Escolha uma fonte de luz. Pode ser uma estrela, desde que você more no hemisfério norte (Polaris) ou tenha um bom sistema de tracking de objetos no céu. No entanto, eu recomendo fortemente que você escolha uma simples fonte de luz distante, como no alto de antenas de rádio ou celular, que normalmente ficam em topos de morro. A segunda opção ainda tem a vantagem de poder ser feita quando o céu está fechado. Centralize a luz no seu telescópio e, caso não seja uma estrela, certifique-se que ela pareça ser uma (fonte pontual de luz). A cor da luz não faz diferença nos resultados, mas vermelha é melhor por não cansar a visão.

Avance a focalização até formar um padrão de interferência. Você irá observar algo mais ou menos assim:

Ajuste fino através do star test. Esquerda: necessita de colimação; direita: alinhamento perfeito

Ajuste o espelho primário. Nessa etapa, quanto maior a magnificação da ocular, mais preciso será o ajuste. Se o padrão de interferência não estiver centralizado, você precisará ajustar os parafusos do espelho primário até que a imagem esteja como na simulação acima. O problema é que quando um parafuso é rotacionado, a imagem irá  se desviar do campo de visão, então faça todos os movimentos bem lentamente para não perder o objeto de vista. Se você perdê-lo, vai dar bastante trabalho para encontrá-lo de novo, porque quando você mexe no espelho primário, este se desalinha da buscadora.

A etapa final exige muita paciência porque centralizar o padrão de interferência não é nada fácil. Lembre-se de prestar atenção em como os movimentos nos parafusos movimentam a imagem. Na minha primeira tentativa, eu perdi o objeto de vista várias vezes, e acabei levando algumas noites para conseguir uma colimação satisfatória. No entanto, ganhei bastante experiência, e da última vez que colimei meu newtoniano, levei menos de 1 hora e o resultado ficou impecável.
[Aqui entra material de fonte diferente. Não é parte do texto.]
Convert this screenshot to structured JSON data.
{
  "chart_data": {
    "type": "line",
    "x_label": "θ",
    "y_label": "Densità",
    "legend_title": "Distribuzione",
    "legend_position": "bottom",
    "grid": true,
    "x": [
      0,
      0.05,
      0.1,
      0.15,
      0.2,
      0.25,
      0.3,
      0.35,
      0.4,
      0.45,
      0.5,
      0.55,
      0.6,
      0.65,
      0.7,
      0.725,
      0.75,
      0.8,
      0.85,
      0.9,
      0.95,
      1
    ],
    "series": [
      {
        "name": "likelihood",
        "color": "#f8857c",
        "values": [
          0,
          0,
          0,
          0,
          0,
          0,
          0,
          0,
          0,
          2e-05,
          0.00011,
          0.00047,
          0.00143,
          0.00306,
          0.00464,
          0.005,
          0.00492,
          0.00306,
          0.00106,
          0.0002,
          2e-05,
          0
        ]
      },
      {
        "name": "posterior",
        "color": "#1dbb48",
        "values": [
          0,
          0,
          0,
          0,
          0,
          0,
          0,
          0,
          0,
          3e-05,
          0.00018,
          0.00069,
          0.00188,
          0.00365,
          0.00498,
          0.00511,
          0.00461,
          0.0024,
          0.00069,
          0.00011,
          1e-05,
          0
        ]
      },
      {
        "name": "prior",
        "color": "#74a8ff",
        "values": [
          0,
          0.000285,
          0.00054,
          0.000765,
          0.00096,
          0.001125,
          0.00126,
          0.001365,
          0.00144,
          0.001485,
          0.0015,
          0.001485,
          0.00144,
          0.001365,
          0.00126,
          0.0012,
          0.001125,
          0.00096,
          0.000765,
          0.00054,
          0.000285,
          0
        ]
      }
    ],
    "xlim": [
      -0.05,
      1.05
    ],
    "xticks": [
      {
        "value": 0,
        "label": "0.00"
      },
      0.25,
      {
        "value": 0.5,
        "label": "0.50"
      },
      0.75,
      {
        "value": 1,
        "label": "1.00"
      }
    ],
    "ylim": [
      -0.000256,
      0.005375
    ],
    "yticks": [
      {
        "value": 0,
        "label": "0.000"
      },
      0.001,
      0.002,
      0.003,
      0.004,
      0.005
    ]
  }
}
Se tudo der certo, você vai ter um telescópio newtoniano perfeitamente colimado e não terá gasto 1 centavo em ferramentas caras que talvez você use menos de 10 vezes em sua vida. É claro que o preço a se pagar é o tempo e sua paciência, mas o conhecimento adquirido ao desmontar o seu telescópio, entender o seu funcionamento e sua estrutura, conseguir montá-lo de novo e fazê-lo funcionar melhor do que antes é uma grande conquista, uma experiência que eu recomendo a qualquer astrônomo.

Esta técnica, apesar de funcional, está longe de ser perfeita. Se você notar algum erro ou tiver uma ideia legal para adicionar a este tutorial, fique à vontade para falar nos comentários!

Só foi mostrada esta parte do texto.